冷徹弁護士は奥手な彼女を甘く激しく愛し倒す
好きって……私が、岩倉さんを?
恋愛感情として?
男性として、好き?
だって、そんなのありえないと思いながらも、心のどこかでは否定しきれない自分がいて驚く。
今まで恋愛経験がないわけじゃない。片思いの経験だってあるし、恋人がいた時期だってあった。だから、恋がどんなものかは知っている。
それなのに、岩倉さんをその対象として今まで見たことがなかったのは、恋愛感情とは違う部分に岩倉さんの存在を置いていたからだった。
私にとって岩倉さんは、恩人で感謝してもしきれない人だ。
どっしりとした精神力の持ち主で、だから私がいくらボロボロになって寄り掛かってもしっかり支えてくれる。
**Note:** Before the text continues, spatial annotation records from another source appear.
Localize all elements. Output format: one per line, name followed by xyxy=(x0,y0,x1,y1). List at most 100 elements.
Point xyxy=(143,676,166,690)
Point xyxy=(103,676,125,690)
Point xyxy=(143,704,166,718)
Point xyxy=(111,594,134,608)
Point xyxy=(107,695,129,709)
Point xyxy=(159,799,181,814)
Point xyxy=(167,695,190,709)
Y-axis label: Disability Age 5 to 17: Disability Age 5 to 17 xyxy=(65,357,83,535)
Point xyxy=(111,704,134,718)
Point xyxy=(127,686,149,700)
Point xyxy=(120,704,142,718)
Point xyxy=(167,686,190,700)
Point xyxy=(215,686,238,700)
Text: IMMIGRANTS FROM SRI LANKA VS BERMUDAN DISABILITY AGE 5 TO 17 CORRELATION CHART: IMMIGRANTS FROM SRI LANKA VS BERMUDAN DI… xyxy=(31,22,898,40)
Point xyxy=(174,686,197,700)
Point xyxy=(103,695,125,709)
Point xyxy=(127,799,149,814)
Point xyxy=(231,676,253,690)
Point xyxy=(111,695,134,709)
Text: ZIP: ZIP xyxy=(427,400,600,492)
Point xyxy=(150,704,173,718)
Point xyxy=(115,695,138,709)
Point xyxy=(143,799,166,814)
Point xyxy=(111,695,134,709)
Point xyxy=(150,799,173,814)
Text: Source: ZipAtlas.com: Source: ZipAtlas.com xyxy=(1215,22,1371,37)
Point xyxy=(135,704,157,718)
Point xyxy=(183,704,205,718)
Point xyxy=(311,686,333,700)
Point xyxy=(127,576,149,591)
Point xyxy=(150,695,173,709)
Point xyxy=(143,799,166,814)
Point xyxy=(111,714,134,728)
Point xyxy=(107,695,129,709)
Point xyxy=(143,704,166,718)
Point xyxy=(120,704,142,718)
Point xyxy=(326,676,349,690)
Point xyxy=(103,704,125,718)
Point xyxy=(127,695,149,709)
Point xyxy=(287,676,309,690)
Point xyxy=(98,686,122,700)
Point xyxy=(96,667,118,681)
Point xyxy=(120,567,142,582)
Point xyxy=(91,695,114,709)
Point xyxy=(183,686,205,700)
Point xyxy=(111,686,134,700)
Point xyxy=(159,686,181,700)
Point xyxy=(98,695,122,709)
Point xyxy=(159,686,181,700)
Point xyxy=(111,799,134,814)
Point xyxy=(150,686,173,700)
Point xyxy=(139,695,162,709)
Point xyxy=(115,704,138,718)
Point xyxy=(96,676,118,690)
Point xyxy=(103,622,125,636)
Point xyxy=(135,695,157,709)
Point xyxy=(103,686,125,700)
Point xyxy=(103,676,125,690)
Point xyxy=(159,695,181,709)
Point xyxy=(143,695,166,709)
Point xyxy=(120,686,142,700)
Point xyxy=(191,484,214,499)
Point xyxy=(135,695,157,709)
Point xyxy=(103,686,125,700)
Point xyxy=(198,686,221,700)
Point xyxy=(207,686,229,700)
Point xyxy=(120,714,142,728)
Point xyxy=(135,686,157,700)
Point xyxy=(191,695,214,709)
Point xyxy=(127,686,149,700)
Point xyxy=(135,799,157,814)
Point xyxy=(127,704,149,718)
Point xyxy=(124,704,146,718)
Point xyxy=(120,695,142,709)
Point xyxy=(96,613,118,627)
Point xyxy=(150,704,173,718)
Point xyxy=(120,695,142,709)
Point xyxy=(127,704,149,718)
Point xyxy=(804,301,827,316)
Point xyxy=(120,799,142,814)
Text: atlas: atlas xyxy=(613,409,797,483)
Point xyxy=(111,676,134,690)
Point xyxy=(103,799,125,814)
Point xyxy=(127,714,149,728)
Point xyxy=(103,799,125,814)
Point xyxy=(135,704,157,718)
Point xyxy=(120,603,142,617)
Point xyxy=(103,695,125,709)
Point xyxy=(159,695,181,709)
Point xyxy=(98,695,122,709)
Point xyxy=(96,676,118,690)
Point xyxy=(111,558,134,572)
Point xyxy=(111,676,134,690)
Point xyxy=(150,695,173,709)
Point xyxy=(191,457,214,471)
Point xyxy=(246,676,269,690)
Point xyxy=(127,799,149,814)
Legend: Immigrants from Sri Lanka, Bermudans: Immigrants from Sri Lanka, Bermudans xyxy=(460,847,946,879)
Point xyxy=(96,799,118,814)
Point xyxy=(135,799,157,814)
言葉がきついときはあっても、本心にはいつも優しさを持っている岩倉さんとの時間は癒されたし落ち着く。
触れ合う肌はいつも温かくて心地よくて、安心できた。
私は岩倉さんを特別な人だとは認識しながらも、恋とは繋げなかった。
でもそれはたぶん、恋愛に割く心の余裕がなかったからで……本来の私は、好きでもない人と一緒のベッドで眠れるタイプでも、ましてや体を重ねられるタイプでもない。
そこに気付いてしまったら、もうダメだった。
たとえば、筧さんにくっつかれている岩倉さんを見たとき、心の奥の方がチリッと焼けるように痛んだこととか。
たとえば、岩倉さんにキスされたとき、浮かれた音を立てていた心臓だとか。
岩倉さんがたまに見せてくれる柔らかい微笑みを見ただけで、心からどばどぼ延々と溢れ出ていた幸福感だとか。
それまで、あれ?とどこかで気付きながらもスルーしてきたことが一気に主張し出し、これは恋だと告げる。
今まで岩倉さんからもらった感情たちが一斉に〝恋〟と書かれたプラカードを持ち上げたみたいに、私の中がぎゅうぎゅうでパニックだった。